The reporter was kitted out with a suit to protect her whilst meeting the ‘vicious’ animal, and it wasn’t long before she was crying out for someone to take the drop bear from her.

Turns out the rescuers and Debi’s producer were in on the joke and the animal was in fact a koala bear and not a deadly, venomous animal.

This is a lesson to all – make sure you do plenty of research ahead of time, you can never be too prepared, whether it’s a business proposition or a trip to the zoo.




Glasgow is globally renowned for its thriving music scene, with some of Scotland’s finest music venues located in the city, which is why it is so disappointing to see the end of a real institution.

The Art School, Glasgow School of Art’s student union building, has been a home to artists, bands, music-lovers and club-goers for decades.

Members of iconic bands such as Franz Ferdinand, Travis, Belle and Sebastian and Frightened Rabbit all studied and/or worked there, while everyone from Jarvis Cocker to Courtney Love have danced on that famous chequered dancefloor.

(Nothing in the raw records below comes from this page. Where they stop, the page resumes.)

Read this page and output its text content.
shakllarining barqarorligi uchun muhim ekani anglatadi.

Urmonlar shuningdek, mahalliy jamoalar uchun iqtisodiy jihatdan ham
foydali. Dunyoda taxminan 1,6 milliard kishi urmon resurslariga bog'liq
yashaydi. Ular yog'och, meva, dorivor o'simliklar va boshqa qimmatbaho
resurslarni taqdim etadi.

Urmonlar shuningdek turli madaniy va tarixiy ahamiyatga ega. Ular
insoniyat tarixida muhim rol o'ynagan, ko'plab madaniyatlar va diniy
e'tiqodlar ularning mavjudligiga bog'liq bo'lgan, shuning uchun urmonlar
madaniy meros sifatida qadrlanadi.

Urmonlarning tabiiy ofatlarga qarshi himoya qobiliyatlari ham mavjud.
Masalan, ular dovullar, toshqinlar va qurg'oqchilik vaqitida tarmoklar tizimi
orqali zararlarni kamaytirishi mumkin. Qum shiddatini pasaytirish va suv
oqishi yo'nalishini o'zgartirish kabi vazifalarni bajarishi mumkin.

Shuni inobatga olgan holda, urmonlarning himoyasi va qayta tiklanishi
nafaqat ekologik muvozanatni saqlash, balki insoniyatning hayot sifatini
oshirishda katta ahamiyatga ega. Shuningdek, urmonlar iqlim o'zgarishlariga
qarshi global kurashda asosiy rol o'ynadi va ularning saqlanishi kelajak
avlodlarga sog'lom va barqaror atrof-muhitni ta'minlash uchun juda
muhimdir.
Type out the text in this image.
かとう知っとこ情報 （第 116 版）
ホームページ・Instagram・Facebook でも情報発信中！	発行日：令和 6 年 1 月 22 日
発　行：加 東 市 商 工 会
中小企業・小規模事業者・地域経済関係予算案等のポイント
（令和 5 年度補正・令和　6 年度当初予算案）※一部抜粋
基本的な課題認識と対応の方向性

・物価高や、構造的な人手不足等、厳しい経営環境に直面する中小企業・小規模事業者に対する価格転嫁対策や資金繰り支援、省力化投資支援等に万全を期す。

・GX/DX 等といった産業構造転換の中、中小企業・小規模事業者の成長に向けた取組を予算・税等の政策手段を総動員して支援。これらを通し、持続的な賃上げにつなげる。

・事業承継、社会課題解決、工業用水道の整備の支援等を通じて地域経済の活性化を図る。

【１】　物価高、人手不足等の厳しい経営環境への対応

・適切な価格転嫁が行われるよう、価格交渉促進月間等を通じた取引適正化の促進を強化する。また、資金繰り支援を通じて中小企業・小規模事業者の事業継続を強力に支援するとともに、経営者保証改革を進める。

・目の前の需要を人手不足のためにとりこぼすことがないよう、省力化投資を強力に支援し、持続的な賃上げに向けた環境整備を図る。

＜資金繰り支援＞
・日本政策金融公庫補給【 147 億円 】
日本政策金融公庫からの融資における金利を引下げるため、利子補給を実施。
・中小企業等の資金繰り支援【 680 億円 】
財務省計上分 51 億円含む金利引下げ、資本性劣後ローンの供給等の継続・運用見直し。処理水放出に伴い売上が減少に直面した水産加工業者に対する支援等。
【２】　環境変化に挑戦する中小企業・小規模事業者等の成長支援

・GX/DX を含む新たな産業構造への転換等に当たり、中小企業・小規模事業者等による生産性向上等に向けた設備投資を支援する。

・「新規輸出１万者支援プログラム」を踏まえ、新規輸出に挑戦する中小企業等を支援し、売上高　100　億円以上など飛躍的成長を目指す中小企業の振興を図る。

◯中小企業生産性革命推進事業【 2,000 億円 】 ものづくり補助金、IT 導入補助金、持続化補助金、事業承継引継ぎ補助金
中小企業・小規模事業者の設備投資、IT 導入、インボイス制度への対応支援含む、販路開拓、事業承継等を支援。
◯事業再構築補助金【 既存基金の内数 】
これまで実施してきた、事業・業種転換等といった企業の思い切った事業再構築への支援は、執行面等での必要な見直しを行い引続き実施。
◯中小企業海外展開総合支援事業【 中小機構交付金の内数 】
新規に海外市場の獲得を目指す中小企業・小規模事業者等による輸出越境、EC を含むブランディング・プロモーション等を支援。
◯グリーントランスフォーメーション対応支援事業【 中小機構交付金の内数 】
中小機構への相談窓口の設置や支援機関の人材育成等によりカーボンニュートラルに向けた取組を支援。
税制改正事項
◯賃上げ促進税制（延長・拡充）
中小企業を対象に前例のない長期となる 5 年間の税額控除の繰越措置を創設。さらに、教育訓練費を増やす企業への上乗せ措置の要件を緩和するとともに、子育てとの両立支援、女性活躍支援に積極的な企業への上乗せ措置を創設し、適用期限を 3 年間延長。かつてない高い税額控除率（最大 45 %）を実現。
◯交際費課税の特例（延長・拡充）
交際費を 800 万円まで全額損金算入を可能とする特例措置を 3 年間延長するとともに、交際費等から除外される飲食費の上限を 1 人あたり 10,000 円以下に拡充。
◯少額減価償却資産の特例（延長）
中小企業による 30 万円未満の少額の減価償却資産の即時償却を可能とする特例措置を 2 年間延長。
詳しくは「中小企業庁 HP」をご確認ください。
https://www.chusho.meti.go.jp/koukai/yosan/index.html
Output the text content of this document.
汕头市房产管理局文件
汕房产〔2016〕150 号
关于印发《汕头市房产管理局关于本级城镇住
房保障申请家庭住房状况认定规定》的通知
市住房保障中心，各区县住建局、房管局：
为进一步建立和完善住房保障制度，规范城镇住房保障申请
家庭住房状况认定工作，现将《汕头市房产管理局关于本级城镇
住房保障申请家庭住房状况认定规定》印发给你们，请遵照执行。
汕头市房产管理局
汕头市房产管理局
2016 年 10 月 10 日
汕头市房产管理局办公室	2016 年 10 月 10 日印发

Club-wise, it has been the home to some of Glasgow’s most beloved parties, from the long-running Divine to Optimo’s infamous Hogmanay events.

It’s more than a venue in other words, it’s part of Glasgow’s cultural heartbeat.

After shutting to the public late last year, it has now been announced it has closed indefinitely due to financial limitations and all staff have been made redundant.

The venue had been financially unstable for the last couple of years and of course the two GSA fires did not help the situation, I have to winder just what was going on up there to allow such a situation to develop.

The Art School is business that should, if not look after itself, certainly be a very viable concern at worst and the fact that it’s been allowed to deteriorate to such a level that the liquidators have been brought in is as infuriating as it is baffling.

I dearly hope that this isn’t the end for the Glasgow institution, but in the meantime over 30 people have lost their jobs and the city has lost a huge part of its cultural makeup. Questions need to be asked.